Cosmos has no `BEGIN TRANSACTION`. What it has instead is **transactional batch** — atomic up to 100 operations, all within the same partition key. For multi-document workflows that span partitions, you fall back to compensating transactions or stored procedures. The good news — point reads are 1 RU and faster than any SQL DB.
- ▸A point read (id + partition key) is 1 RU and < 10 ms — the cheapest, fastest op in Cosmos.
- ▸Use upsert when you don't care if the doc exists; use create + replace when you do.
- ▸Transactional batch — up to 100 ops, must share a partition key, all-or-nothing, < 2 MB total.
- ▸Stored procedures run server-side in JS, also single-partition, useful for read-then-write atomicity.
- ▸Cross-partition transactions don't exist. If you need them, your model is wrong (revisit lesson V03).

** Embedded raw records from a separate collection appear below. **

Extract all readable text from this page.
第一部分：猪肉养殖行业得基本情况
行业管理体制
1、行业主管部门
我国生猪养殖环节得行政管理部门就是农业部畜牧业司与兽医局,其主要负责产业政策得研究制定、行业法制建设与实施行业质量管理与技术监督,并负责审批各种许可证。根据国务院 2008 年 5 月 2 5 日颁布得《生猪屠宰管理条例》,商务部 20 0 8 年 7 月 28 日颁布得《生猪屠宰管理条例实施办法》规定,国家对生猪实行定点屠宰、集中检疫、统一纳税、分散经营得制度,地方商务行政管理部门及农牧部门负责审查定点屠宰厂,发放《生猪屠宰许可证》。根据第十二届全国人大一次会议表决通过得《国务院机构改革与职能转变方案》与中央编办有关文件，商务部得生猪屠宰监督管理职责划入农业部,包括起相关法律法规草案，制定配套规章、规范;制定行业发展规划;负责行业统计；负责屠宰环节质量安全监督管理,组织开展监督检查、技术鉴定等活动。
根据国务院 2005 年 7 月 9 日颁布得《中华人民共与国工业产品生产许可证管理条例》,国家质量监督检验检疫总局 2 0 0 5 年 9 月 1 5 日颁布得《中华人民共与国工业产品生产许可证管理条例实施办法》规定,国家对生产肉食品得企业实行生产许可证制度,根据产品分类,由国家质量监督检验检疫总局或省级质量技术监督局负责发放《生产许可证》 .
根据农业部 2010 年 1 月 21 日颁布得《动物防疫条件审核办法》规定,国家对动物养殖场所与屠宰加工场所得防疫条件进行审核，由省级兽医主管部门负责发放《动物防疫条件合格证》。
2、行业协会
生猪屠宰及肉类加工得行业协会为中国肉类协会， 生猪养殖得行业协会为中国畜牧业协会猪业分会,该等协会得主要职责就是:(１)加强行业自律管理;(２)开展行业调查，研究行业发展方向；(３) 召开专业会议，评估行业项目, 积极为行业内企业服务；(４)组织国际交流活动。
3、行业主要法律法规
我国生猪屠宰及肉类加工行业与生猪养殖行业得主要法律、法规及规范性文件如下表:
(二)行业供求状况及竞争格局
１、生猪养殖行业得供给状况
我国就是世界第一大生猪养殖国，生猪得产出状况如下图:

After modeling and partitioning, the day-to-day stuff — read a doc, write a doc, update a doc. Cosmos’s CRUD surface looks similar to a SQL database at first, but the rules underneath are different. The big surprise — there are no cross-partition transactions, and that constraint shapes everything else.
The four basic operations
| Op | RU cost | Notes |
|---|---|---|
| Point read | 1 RU | id + partition key, fastest path |
| Query | 2.5+ RUs | Indexed, can fan out across partitions |
| Create | ~5–7 RUs (1 KB doc) | Fails if id already exists |
| Replace | ~5–7 RUs | Fails if doc doesn’t exist |
| Upsert | ~5–7 RUs | Create-or-replace, idempotent |
| Patch | ~10 RUs | Partial update — change one field, don’t rewrite the doc |
| Delete | ~5 RUs |
Patch is underrated. A 1 MB doc with a small views counter — incrementing via replace rewrites all 1 MB; via Patch you only touch the counter. Same RUs paid, but no read-modify-write race.
Transactional batch
Cosmos’s “transaction” primitive. Up to 100 operations, all within the same logical partition (same partition-key value), all-or-nothing.
container.execute_item_batch([
("create", (order, {})),
("patch", (cart_id, {"partition_key": user_id}, [{"op": "set", "path": "/state", "value": "submitted"}])),
("create", (audit_event, {})),
], partition_key=user_id)
If any op fails (validation error, etag conflict, throttle), all are rolled back. You get a list of BatchOperationResult — success/failure per op.
Constraints:
- Same partition key for every op
- Total payload < 2 MB
- 100 ops max
- No queries inside the batch — just CRUD ops
This is the primitive for “place order, decrement inventory, log audit” within a single user/tenant scope.
Stored procedures (use sparingly)
Server-side JavaScript. Runs inside the partition replica, sees up-to-the-microsecond data, no network hops. Good for read-then-write atomicity that batch can’t express (e.g. “find the doc with the lowest score, increment it”).
function incrementScore(id) {
const collection = getContext().getCollection();
collection.queryDocuments(collection.getSelfLink(),
`SELECT * FROM c WHERE c.id = "${id}"`,
(err, docs) => {
if (err || !docs.length) throw new Error('not found');
docs[0].score++;
collection.replaceDocument(docs[0]._self, docs[0]);
});
}
The catches — JavaScript-only, hard to debug, single-partition only, and the runtime kills your sproc at 5 seconds. Most teams find batch + Patch cover everything stored procs would.
Cross-partition writes — the hard case
Sometimes you genuinely need to write across partitions atomically. Two patterns:
Saga — break the workflow into independently idempotent steps with compensating actions. Service A creates the order; if Service B’s payment fails, Service A’s compensator cancels the order. Frameworks — Temporal, Dapr, your own state machine.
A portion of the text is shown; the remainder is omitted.